By: Kent Engelke | Capitol Securities

The Russell 2000 has now dropped for four consecutive weeks, the longest decline since 2014. As noted several times, these were the shares that were expected to benefit from Trump’s agenda. Consumer sentiment, however, is surging; a surge that I believe is enabling the economy to experience greater than expected growth.

The headlines are inundated about mega-sized corporate CEOs abandoning the President. In an attempt to place this abandonment into proper perspective, last October the Clinton campaign stated that not a single CEO of an S&P 100 company endorsed the Republican nominee. I believed the lack of endorsement was his stance about globalism, espousing economic nationalism which would “gut” the infrastructure that the largest companies have spent billions in creating.

To the best of my knowledge, I am not aware of another time when sentiment surveys were surging at the same time at such levels of animosity and vitriol towards the President. I do think it is correct to write the entire establishment — both the left and the right — are against Trump.

This begets the question — why are sentiment surveys around levels that were last experienced in 2000 or in some cases 1980? Sentiment surveys are the ultimate feedback indicator, defined as not necessarily indicating where we are going, but where we have been.

The political headlines are horrific.

In my view, I think we are at the cusp of radical change. Either the political headlines become entirely irrelevant as the economy surges, or the economy stalls and the headlines are indeed the reflection of society’s emerging sentiments.
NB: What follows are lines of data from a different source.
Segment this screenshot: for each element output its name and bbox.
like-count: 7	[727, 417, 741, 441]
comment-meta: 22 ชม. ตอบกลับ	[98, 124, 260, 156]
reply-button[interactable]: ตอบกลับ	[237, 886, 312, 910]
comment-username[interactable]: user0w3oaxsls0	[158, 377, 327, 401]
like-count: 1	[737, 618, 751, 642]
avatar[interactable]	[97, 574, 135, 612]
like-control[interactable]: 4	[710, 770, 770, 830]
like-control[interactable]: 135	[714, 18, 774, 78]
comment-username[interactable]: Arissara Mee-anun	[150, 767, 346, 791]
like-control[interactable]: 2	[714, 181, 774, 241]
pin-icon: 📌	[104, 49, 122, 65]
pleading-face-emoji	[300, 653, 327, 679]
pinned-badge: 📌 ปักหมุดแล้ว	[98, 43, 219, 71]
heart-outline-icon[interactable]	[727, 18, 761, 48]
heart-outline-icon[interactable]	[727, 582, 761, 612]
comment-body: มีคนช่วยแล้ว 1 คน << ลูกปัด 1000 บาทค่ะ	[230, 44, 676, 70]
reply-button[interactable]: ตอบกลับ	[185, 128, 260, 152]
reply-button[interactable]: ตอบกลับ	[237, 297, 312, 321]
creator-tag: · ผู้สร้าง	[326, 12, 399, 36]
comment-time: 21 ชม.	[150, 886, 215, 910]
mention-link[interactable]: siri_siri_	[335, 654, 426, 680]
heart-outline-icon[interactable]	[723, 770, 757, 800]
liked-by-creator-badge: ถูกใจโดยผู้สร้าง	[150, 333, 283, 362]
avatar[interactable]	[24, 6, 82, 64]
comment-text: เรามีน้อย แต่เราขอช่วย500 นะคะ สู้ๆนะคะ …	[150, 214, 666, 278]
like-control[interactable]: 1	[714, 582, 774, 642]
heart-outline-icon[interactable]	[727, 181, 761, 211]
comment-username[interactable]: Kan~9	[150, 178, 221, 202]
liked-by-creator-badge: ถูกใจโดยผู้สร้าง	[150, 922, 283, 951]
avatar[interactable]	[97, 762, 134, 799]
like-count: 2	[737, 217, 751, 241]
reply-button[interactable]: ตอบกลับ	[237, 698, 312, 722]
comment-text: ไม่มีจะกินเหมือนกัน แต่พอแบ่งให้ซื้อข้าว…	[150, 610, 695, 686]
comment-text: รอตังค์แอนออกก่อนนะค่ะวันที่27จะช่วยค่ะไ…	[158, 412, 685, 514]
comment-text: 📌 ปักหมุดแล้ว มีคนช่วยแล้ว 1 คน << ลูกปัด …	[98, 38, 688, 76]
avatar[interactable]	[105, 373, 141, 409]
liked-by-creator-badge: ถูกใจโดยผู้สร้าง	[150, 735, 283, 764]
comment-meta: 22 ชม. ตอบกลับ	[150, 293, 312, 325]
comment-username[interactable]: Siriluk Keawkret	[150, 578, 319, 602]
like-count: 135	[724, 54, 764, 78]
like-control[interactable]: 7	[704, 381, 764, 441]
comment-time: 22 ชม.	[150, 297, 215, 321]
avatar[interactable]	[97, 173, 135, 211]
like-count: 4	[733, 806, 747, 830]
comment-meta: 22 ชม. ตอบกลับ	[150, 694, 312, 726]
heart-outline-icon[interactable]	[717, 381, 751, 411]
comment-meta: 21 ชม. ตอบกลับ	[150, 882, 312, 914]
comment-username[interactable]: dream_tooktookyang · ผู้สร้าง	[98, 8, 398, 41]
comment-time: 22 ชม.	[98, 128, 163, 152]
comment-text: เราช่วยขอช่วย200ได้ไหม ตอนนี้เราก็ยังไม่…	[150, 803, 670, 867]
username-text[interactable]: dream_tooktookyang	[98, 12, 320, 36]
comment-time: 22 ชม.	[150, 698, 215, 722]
I think the former. Sentiment surveys are surging on a reprieve of new regulations. Home values are rising and so is job creation if one has skills. The reprieve of regulations is allowing a nominal increase in monetary velocity. All the above are reasons why the data is suggesting greater than expected growth. All that is now needed is tax reform.

The President has been believed to be metaphorically dead many times before, but only to rebound and accomplish the impossible.

I am a huge Rocky fan. Are we entering into the twelfth round and the growth and regulatory/tax reform does occur? I knew there would be setbacks to turning words into policy, but few would have suggested the path that has occurred.

Markets were listless yesterday as trading was about 19% lower than the 30-day average. Some are beginning to turn their attention to the Jackson Hole Summit where several high profile central bankers are scheduled to speak. The forum begins Thursday.

Last night, the foreign markets were up. London was up 0.68%, Paris was up 0.50% and Frankfurt was up 0.75%. China was up 0.10%, Japan was down 0.05% and Hang Sang was up 0.91%.

The Dow should open quiet, but nervously higher. The 10-year is off 7/32 to yield 2.21%.